For the Office of Fusion Energy Sciences, the President requests $291 million compared to $274 million in FY 2005. Funding for the International Thermonuclear Experimental Reactor (ITER) would climb from $5M to $56M. Since the total budget increase is only $17M, the budget request proposes $34M in cuts from ongoing domestic fusion research efforts. Included in the proposed domestic fusion program cuts are total elimination of fusion materials research ($7.3M), halving the effort on heavy ion inertial fusion ($7.2M), reductions in ongoing tokamak experiments and theory ($7.4M), reductions in non-tokamak (alternate concept) research ($10M) and reductions in enabling technology ($3.0M). General Plasma Science would increase by $1M.

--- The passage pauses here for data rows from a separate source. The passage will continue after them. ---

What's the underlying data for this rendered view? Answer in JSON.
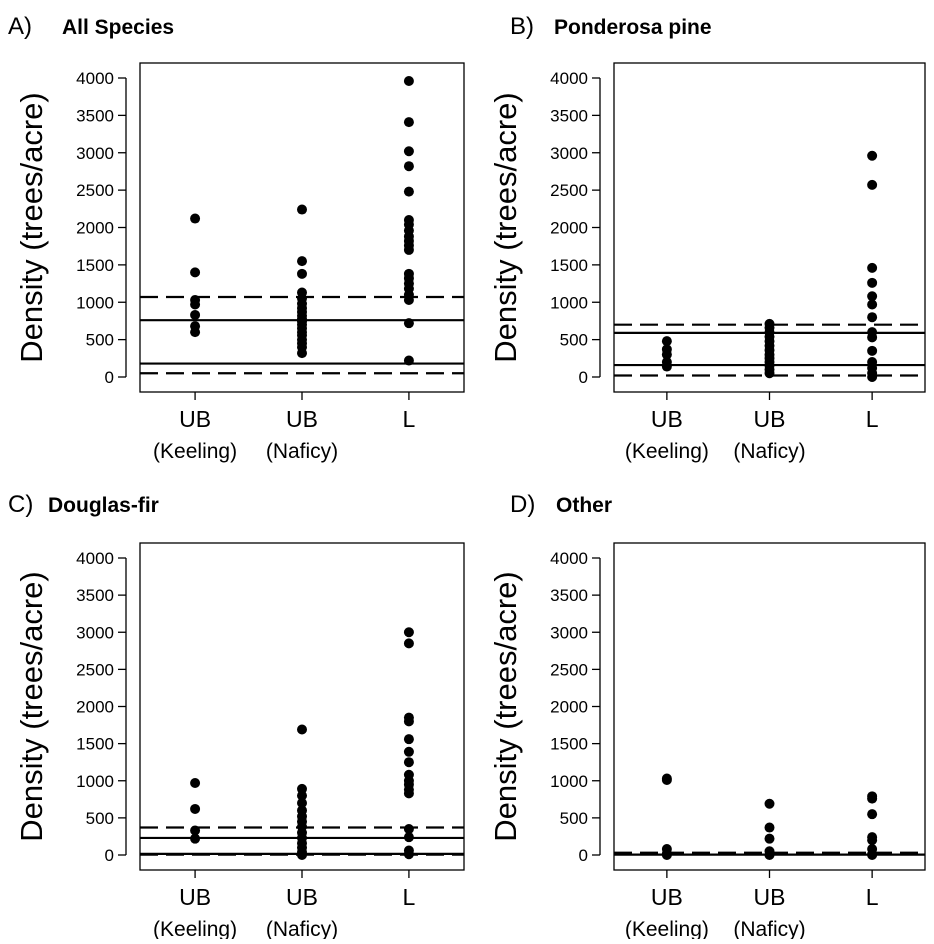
{
  "figure": {
    "background": "#ffffff",
    "ink": "#000000"
  },
  "chart_data": [
    {
      "type": "scatter",
      "panel_letter": "A)",
      "title": "All Species",
      "ylabel": "Density (trees/acre)",
      "xlabel": "",
      "ylim": [
        0,
        4000
      ],
      "yticks": [
        "0",
        "500",
        "1000",
        "1500",
        "2000",
        "2500",
        "3000",
        "3500",
        "4000"
      ],
      "categories": [
        {
          "label": "UB",
          "sublabel": "(Keeling)"
        },
        {
          "label": "UB",
          "sublabel": "(Naficy)"
        },
        {
          "label": "L",
          "sublabel": ""
        }
      ],
      "series": [
        {
          "values": [
            [
              2120,
              1400,
              1030,
              970,
              830,
              680,
              600
            ],
            [
              2240,
              1550,
              1380,
              1130,
              1050,
              980,
              920,
              870,
              820,
              780,
              740,
              700,
              650,
              600,
              560,
              500,
              450,
              400,
              320
            ],
            [
              3960,
              3410,
              3020,
              2820,
              2480,
              2100,
              2040,
              1960,
              1880,
              1820,
              1760,
              1700,
              1380,
              1320,
              1250,
              1180,
              1100,
              1030,
              720,
              220
            ]
          ]
        }
      ],
      "reference_lines": [
        {
          "style": "dashed",
          "y": 1070
        },
        {
          "style": "solid",
          "y": 760
        },
        {
          "style": "solid",
          "y": 180
        },
        {
          "style": "dashed",
          "y": 50
        }
      ],
      "grid": false
    },
    {
      "type": "scatter",
      "panel_letter": "B)",
      "title": "Ponderosa pine",
      "ylabel": "Density (trees/acre)",
      "xlabel": "",
      "ylim": [
        0,
        4000
      ],
      "yticks": [
        "0",
        "500",
        "1000",
        "1500",
        "2000",
        "2500",
        "3000",
        "3500",
        "4000"
      ],
      "categories": [
        {
          "label": "UB",
          "sublabel": "(Keeling)"
        },
        {
          "label": "UB",
          "sublabel": "(Naficy)"
        },
        {
          "label": "L",
          "sublabel": ""
        }
      ],
      "series": [
        {
          "values": [
            [
              480,
              370,
              300,
              200,
              140
            ],
            [
              710,
              660,
              600,
              540,
              480,
              420,
              360,
              300,
              250,
              200,
              150,
              100,
              50
            ],
            [
              2960,
              2570,
              1460,
              1260,
              1080,
              970,
              800,
              600,
              530,
              350,
              200,
              120,
              50,
              0
            ]
          ]
        }
      ],
      "reference_lines": [
        {
          "style": "dashed",
          "y": 700
        },
        {
          "style": "solid",
          "y": 590
        },
        {
          "style": "solid",
          "y": 160
        },
        {
          "style": "dashed",
          "y": 20
        }
      ],
      "grid": false
    },
    {
      "type": "scatter",
      "panel_letter": "C)",
      "title": "Douglas-fir",
      "ylabel": "Density (trees/acre)",
      "xlabel": "",
      "ylim": [
        0,
        4000
      ],
      "yticks": [
        "0",
        "500",
        "1000",
        "1500",
        "2000",
        "2500",
        "3000",
        "3500",
        "4000"
      ],
      "categories": [
        {
          "label": "UB",
          "sublabel": "(Keeling)"
        },
        {
          "label": "UB",
          "sublabel": "(Naficy)"
        },
        {
          "label": "L",
          "sublabel": ""
        }
      ],
      "series": [
        {
          "values": [
            [
              970,
              620,
              330,
              220
            ],
            [
              1690,
              890,
              800,
              700,
              600,
              520,
              450,
              380,
              300,
              230,
              160,
              100,
              40,
              0
            ],
            [
              3000,
              2850,
              1850,
              1800,
              1560,
              1390,
              1250,
              1080,
              1000,
              950,
              880,
              830,
              350,
              240,
              60,
              10
            ]
          ]
        }
      ],
      "reference_lines": [
        {
          "style": "dashed",
          "y": 370
        },
        {
          "style": "solid",
          "y": 230
        },
        {
          "style": "solid",
          "y": 15
        },
        {
          "style": "dashed",
          "y": 5
        }
      ],
      "grid": false
    },
    {
      "type": "scatter",
      "panel_letter": "D)",
      "title": "Other",
      "ylabel": "Density (trees/acre)",
      "xlabel": "",
      "ylim": [
        0,
        4000
      ],
      "yticks": [
        "0",
        "500",
        "1000",
        "1500",
        "2000",
        "2500",
        "3000",
        "3500",
        "4000"
      ],
      "categories": [
        {
          "label": "UB",
          "sublabel": "(Keeling)"
        },
        {
          "label": "UB",
          "sublabel": "(Naficy)"
        },
        {
          "label": "L",
          "sublabel": ""
        }
      ],
      "series": [
        {
          "values": [
            [
              1030,
              1010,
              80,
              20,
              0
            ],
            [
              690,
              370,
              220,
              50,
              0
            ],
            [
              790,
              760,
              550,
              240,
              200,
              80,
              10,
              0
            ]
          ]
        }
      ],
      "reference_lines": [
        {
          "style": "dashed",
          "y": 30
        },
        {
          "style": "solid",
          "y": 5
        }
      ],
      "grid": false
    }
  ]
}
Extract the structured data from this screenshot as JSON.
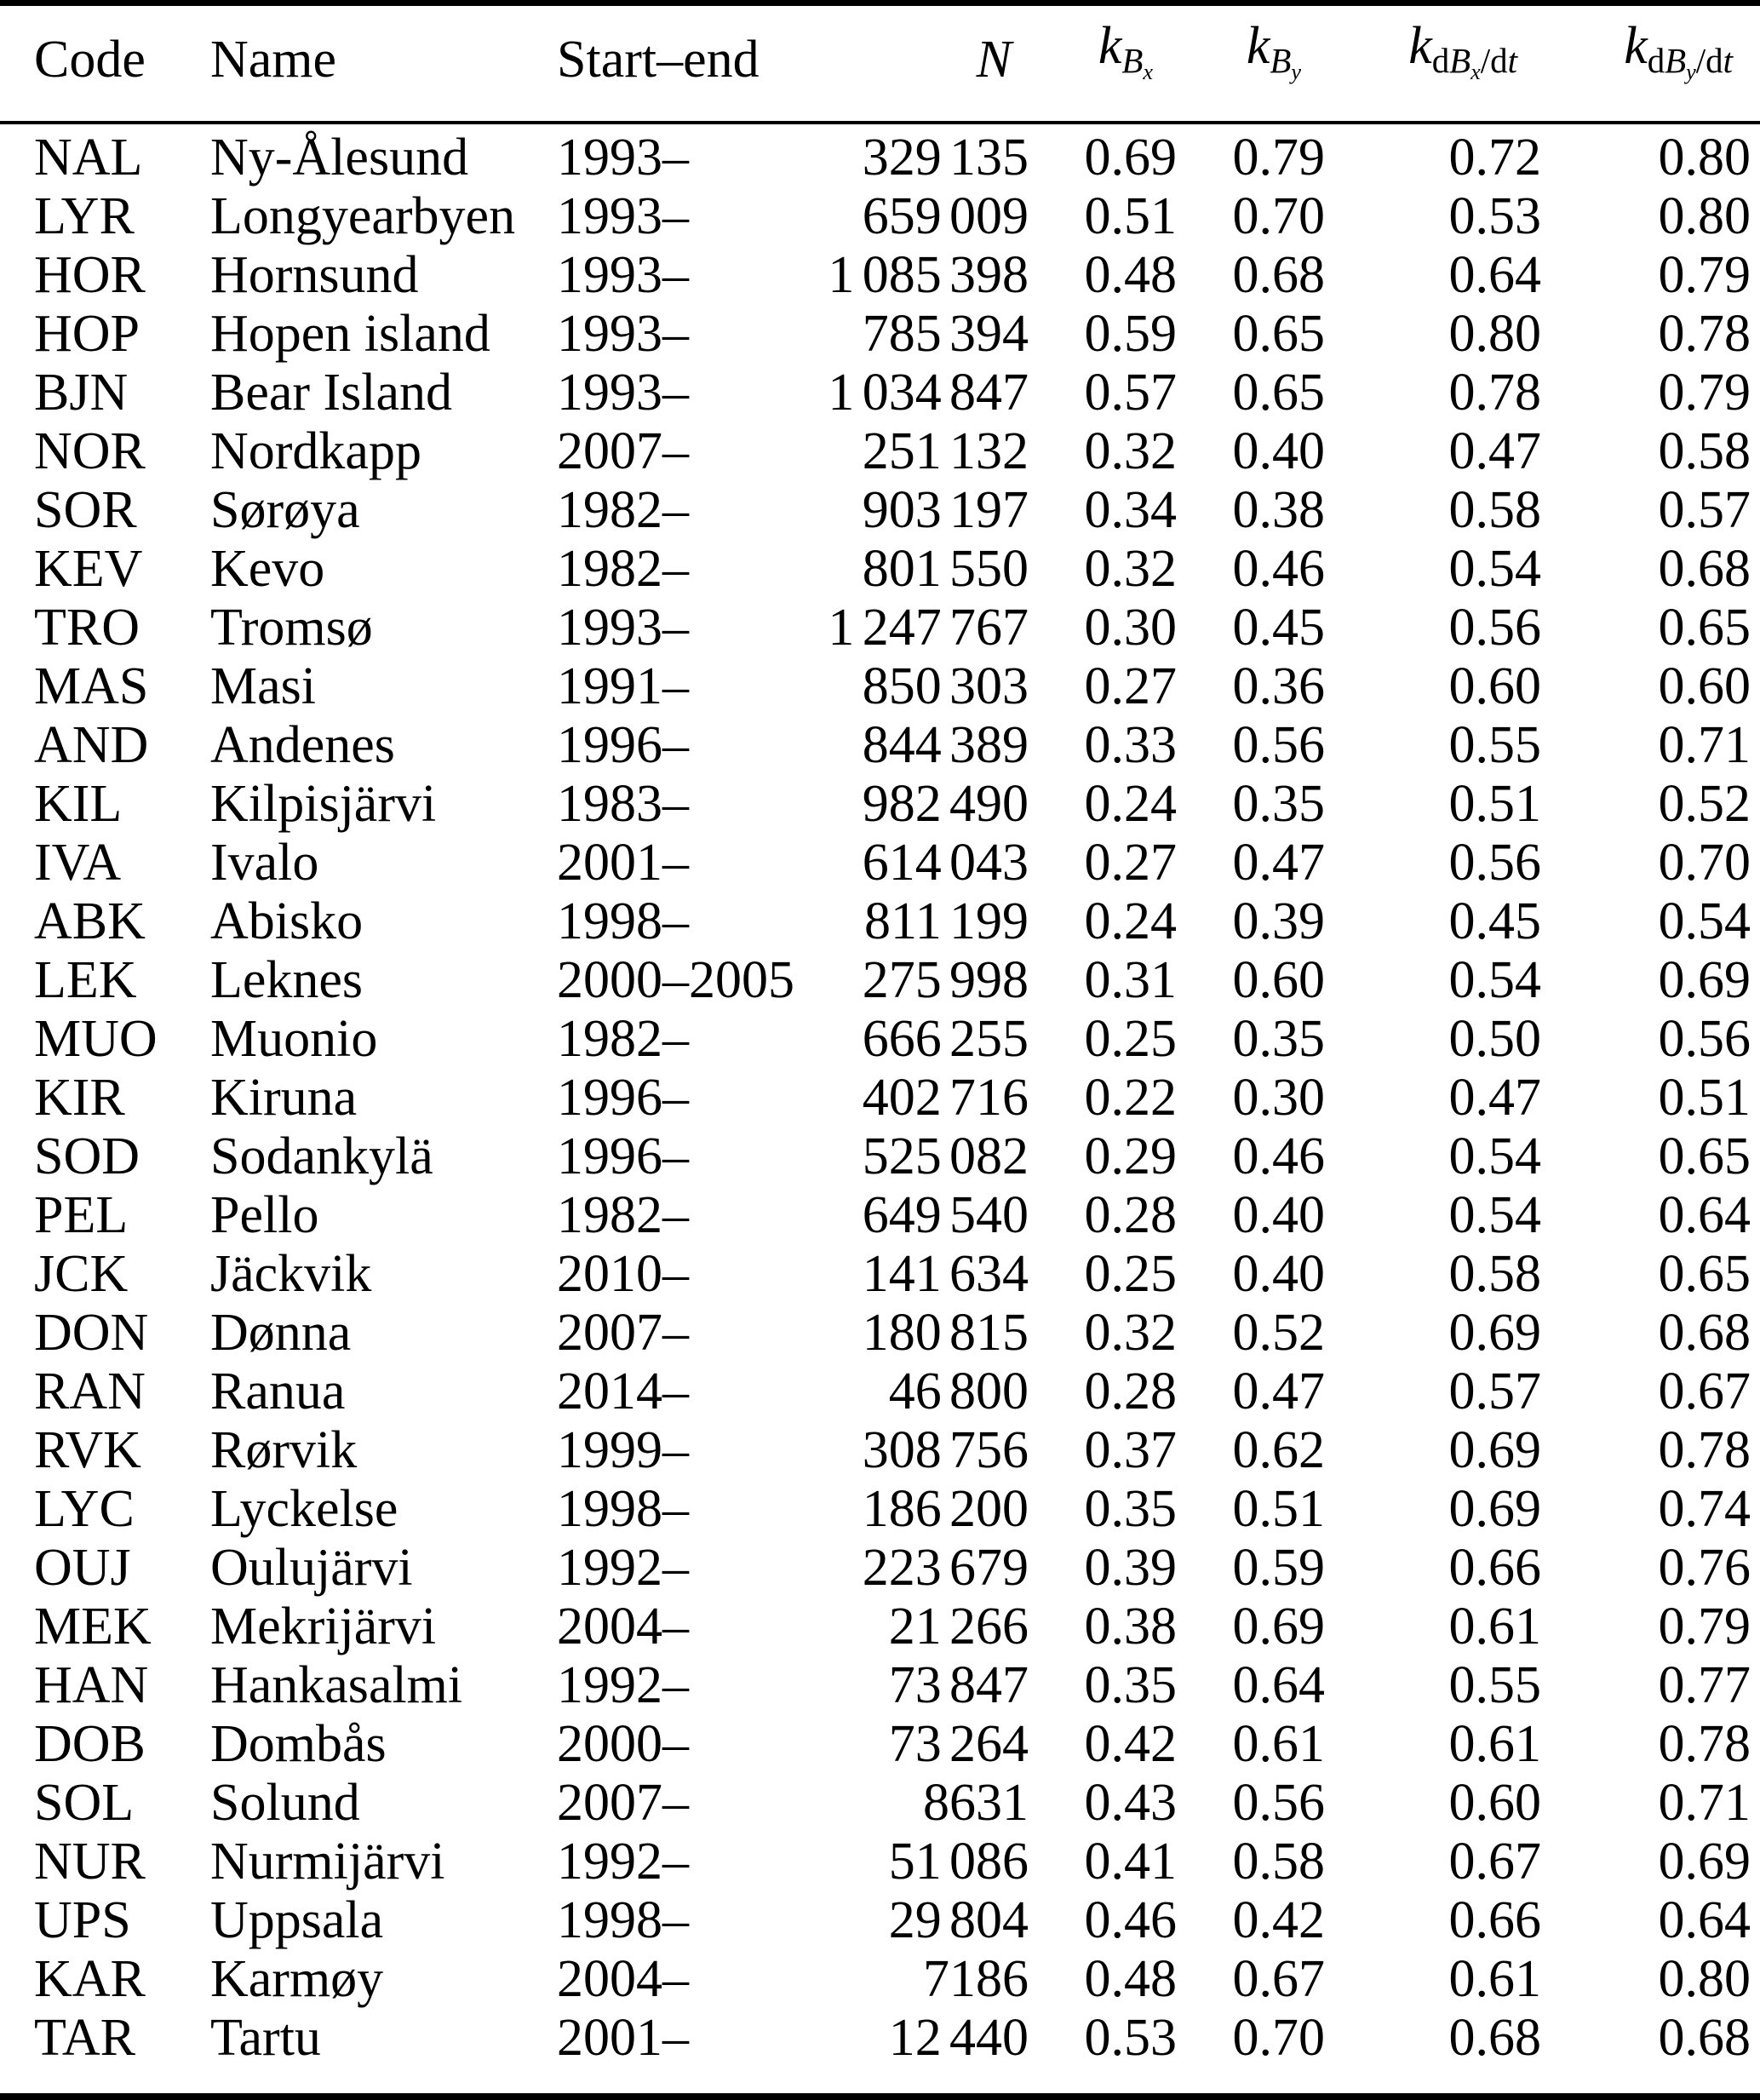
{
  "colors": {
    "text": "#000000",
    "background": "#ffffff",
    "rule": "#000000"
  },
  "table": {
    "columns_order": [
      "code",
      "name",
      "start_end",
      "n",
      "k_bx",
      "k_by",
      "k_dbxdt",
      "k_dbydt"
    ],
    "header": {
      "code": "Code",
      "name": "Name",
      "start_end": "Start–end",
      "n": "N",
      "k_bx": {
        "k": "k",
        "B": "B",
        "sub": "x"
      },
      "k_by": {
        "k": "k",
        "B": "B",
        "sub": "y"
      },
      "k_dbxdt": {
        "k": "k",
        "d1": "d",
        "B": "B",
        "sub": "x",
        "slash": "/",
        "d2": "d",
        "t": "t"
      },
      "k_dbydt": {
        "k": "k",
        "d1": "d",
        "B": "B",
        "sub": "y",
        "slash": "/",
        "d2": "d",
        "t": "t"
      }
    },
    "rows": [
      {
        "code": "NAL",
        "name": "Ny-Ålesund",
        "start_end": "1993–",
        "n": "329 135",
        "k_bx": "0.69",
        "k_by": "0.79",
        "k_dbxdt": "0.72",
        "k_dbydt": "0.80"
      },
      {
        "code": "LYR",
        "name": "Longyearbyen",
        "start_end": "1993–",
        "n": "659 009",
        "k_bx": "0.51",
        "k_by": "0.70",
        "k_dbxdt": "0.53",
        "k_dbydt": "0.80"
      },
      {
        "code": "HOR",
        "name": "Hornsund",
        "start_end": "1993–",
        "n": "1 085 398",
        "k_bx": "0.48",
        "k_by": "0.68",
        "k_dbxdt": "0.64",
        "k_dbydt": "0.79"
      },
      {
        "code": "HOP",
        "name": "Hopen island",
        "start_end": "1993–",
        "n": "785 394",
        "k_bx": "0.59",
        "k_by": "0.65",
        "k_dbxdt": "0.80",
        "k_dbydt": "0.78"
      },
      {
        "code": "BJN",
        "name": "Bear Island",
        "start_end": "1993–",
        "n": "1 034 847",
        "k_bx": "0.57",
        "k_by": "0.65",
        "k_dbxdt": "0.78",
        "k_dbydt": "0.79"
      },
      {
        "code": "NOR",
        "name": "Nordkapp",
        "start_end": "2007–",
        "n": "251 132",
        "k_bx": "0.32",
        "k_by": "0.40",
        "k_dbxdt": "0.47",
        "k_dbydt": "0.58"
      },
      {
        "code": "SOR",
        "name": "Sørøya",
        "start_end": "1982–",
        "n": "903 197",
        "k_bx": "0.34",
        "k_by": "0.38",
        "k_dbxdt": "0.58",
        "k_dbydt": "0.57"
      },
      {
        "code": "KEV",
        "name": "Kevo",
        "start_end": "1982–",
        "n": "801 550",
        "k_bx": "0.32",
        "k_by": "0.46",
        "k_dbxdt": "0.54",
        "k_dbydt": "0.68"
      },
      {
        "code": "TRO",
        "name": "Tromsø",
        "start_end": "1993–",
        "n": "1 247 767",
        "k_bx": "0.30",
        "k_by": "0.45",
        "k_dbxdt": "0.56",
        "k_dbydt": "0.65"
      },
      {
        "code": "MAS",
        "name": "Masi",
        "start_end": "1991–",
        "n": "850 303",
        "k_bx": "0.27",
        "k_by": "0.36",
        "k_dbxdt": "0.60",
        "k_dbydt": "0.60"
      },
      {
        "code": "AND",
        "name": "Andenes",
        "start_end": "1996–",
        "n": "844 389",
        "k_bx": "0.33",
        "k_by": "0.56",
        "k_dbxdt": "0.55",
        "k_dbydt": "0.71"
      },
      {
        "code": "KIL",
        "name": "Kilpisjärvi",
        "start_end": "1983–",
        "n": "982 490",
        "k_bx": "0.24",
        "k_by": "0.35",
        "k_dbxdt": "0.51",
        "k_dbydt": "0.52"
      },
      {
        "code": "IVA",
        "name": "Ivalo",
        "start_end": "2001–",
        "n": "614 043",
        "k_bx": "0.27",
        "k_by": "0.47",
        "k_dbxdt": "0.56",
        "k_dbydt": "0.70"
      },
      {
        "code": "ABK",
        "name": "Abisko",
        "start_end": "1998–",
        "n": "811 199",
        "k_bx": "0.24",
        "k_by": "0.39",
        "k_dbxdt": "0.45",
        "k_dbydt": "0.54"
      },
      {
        "code": "LEK",
        "name": "Leknes",
        "start_end": "2000–2005",
        "n": "275 998",
        "k_bx": "0.31",
        "k_by": "0.60",
        "k_dbxdt": "0.54",
        "k_dbydt": "0.69"
      },
      {
        "code": "MUO",
        "name": "Muonio",
        "start_end": "1982–",
        "n": "666 255",
        "k_bx": "0.25",
        "k_by": "0.35",
        "k_dbxdt": "0.50",
        "k_dbydt": "0.56"
      },
      {
        "code": "KIR",
        "name": "Kiruna",
        "start_end": "1996–",
        "n": "402 716",
        "k_bx": "0.22",
        "k_by": "0.30",
        "k_dbxdt": "0.47",
        "k_dbydt": "0.51"
      },
      {
        "code": "SOD",
        "name": "Sodankylä",
        "start_end": "1996–",
        "n": "525 082",
        "k_bx": "0.29",
        "k_by": "0.46",
        "k_dbxdt": "0.54",
        "k_dbydt": "0.65"
      },
      {
        "code": "PEL",
        "name": "Pello",
        "start_end": "1982–",
        "n": "649 540",
        "k_bx": "0.28",
        "k_by": "0.40",
        "k_dbxdt": "0.54",
        "k_dbydt": "0.64"
      },
      {
        "code": "JCK",
        "name": "Jäckvik",
        "start_end": "2010–",
        "n": "141 634",
        "k_bx": "0.25",
        "k_by": "0.40",
        "k_dbxdt": "0.58",
        "k_dbydt": "0.65"
      },
      {
        "code": "DON",
        "name": "Dønna",
        "start_end": "2007–",
        "n": "180 815",
        "k_bx": "0.32",
        "k_by": "0.52",
        "k_dbxdt": "0.69",
        "k_dbydt": "0.68"
      },
      {
        "code": "RAN",
        "name": "Ranua",
        "start_end": "2014–",
        "n": "46 800",
        "k_bx": "0.28",
        "k_by": "0.47",
        "k_dbxdt": "0.57",
        "k_dbydt": "0.67"
      },
      {
        "code": "RVK",
        "name": "Rørvik",
        "start_end": "1999–",
        "n": "308 756",
        "k_bx": "0.37",
        "k_by": "0.62",
        "k_dbxdt": "0.69",
        "k_dbydt": "0.78"
      },
      {
        "code": "LYC",
        "name": "Lyckelse",
        "start_end": "1998–",
        "n": "186 200",
        "k_bx": "0.35",
        "k_by": "0.51",
        "k_dbxdt": "0.69",
        "k_dbydt": "0.74"
      },
      {
        "code": "OUJ",
        "name": "Oulujärvi",
        "start_end": "1992–",
        "n": "223 679",
        "k_bx": "0.39",
        "k_by": "0.59",
        "k_dbxdt": "0.66",
        "k_dbydt": "0.76"
      },
      {
        "code": "MEK",
        "name": "Mekrijärvi",
        "start_end": "2004–",
        "n": "21 266",
        "k_bx": "0.38",
        "k_by": "0.69",
        "k_dbxdt": "0.61",
        "k_dbydt": "0.79"
      },
      {
        "code": "HAN",
        "name": "Hankasalmi",
        "start_end": "1992–",
        "n": "73 847",
        "k_bx": "0.35",
        "k_by": "0.64",
        "k_dbxdt": "0.55",
        "k_dbydt": "0.77"
      },
      {
        "code": "DOB",
        "name": "Dombås",
        "start_end": "2000–",
        "n": "73 264",
        "k_bx": "0.42",
        "k_by": "0.61",
        "k_dbxdt": "0.61",
        "k_dbydt": "0.78"
      },
      {
        "code": "SOL",
        "name": "Solund",
        "start_end": "2007–",
        "n": "8631",
        "k_bx": "0.43",
        "k_by": "0.56",
        "k_dbxdt": "0.60",
        "k_dbydt": "0.71"
      },
      {
        "code": "NUR",
        "name": "Nurmijärvi",
        "start_end": "1992–",
        "n": "51 086",
        "k_bx": "0.41",
        "k_by": "0.58",
        "k_dbxdt": "0.67",
        "k_dbydt": "0.69"
      },
      {
        "code": "UPS",
        "name": "Uppsala",
        "start_end": "1998–",
        "n": "29 804",
        "k_bx": "0.46",
        "k_by": "0.42",
        "k_dbxdt": "0.66",
        "k_dbydt": "0.64"
      },
      {
        "code": "KAR",
        "name": "Karmøy",
        "start_end": "2004–",
        "n": "7186",
        "k_bx": "0.48",
        "k_by": "0.67",
        "k_dbxdt": "0.61",
        "k_dbydt": "0.80"
      },
      {
        "code": "TAR",
        "name": "Tartu",
        "start_end": "2001–",
        "n": "12 440",
        "k_bx": "0.53",
        "k_by": "0.70",
        "k_dbxdt": "0.68",
        "k_dbydt": "0.68"
      }
    ]
  }
}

Of the $56M earmarked for ITER, $6M would be for ITER Preparations, compared to $5M in FY 2005 and $46M is reserved for ITER hardware on the assumption that ITER construction is proceeding. Currently ITER construction is being held up by failure of the ITER partners to agree on a site. The U.S has negotiated a 10% contribution to the $5 billion estimated cost of the project. However, cost estimates by U. S ITER project office officials put the estimated cost to the U. S. at slightly over $1 billion over 8 years beginning in FY 2006. The U. S figures include inflation and contingency not in the official ITER project cost estimates and also reflects U. S re-estimates on the cost of building components in the U. S. According to U. S. ITER cost profiles, the U. S. contribution would grow from $46M in FY 2006 to $!30M in FY 2007 and peak around $190M in FY 2009 and 2010. Construction is estimated to be completed in FY 2013.
For the Office of Inertial Confinement and NIF, the President requests $460 million, compared to $535 million in FY2005. Almost the entire reduction is due to DOE's failure once more to request funding for Congressionally-mandated programs on high average power laser and z-pinch driver development ($34M) and high energy petawatt laser efforts ($38M).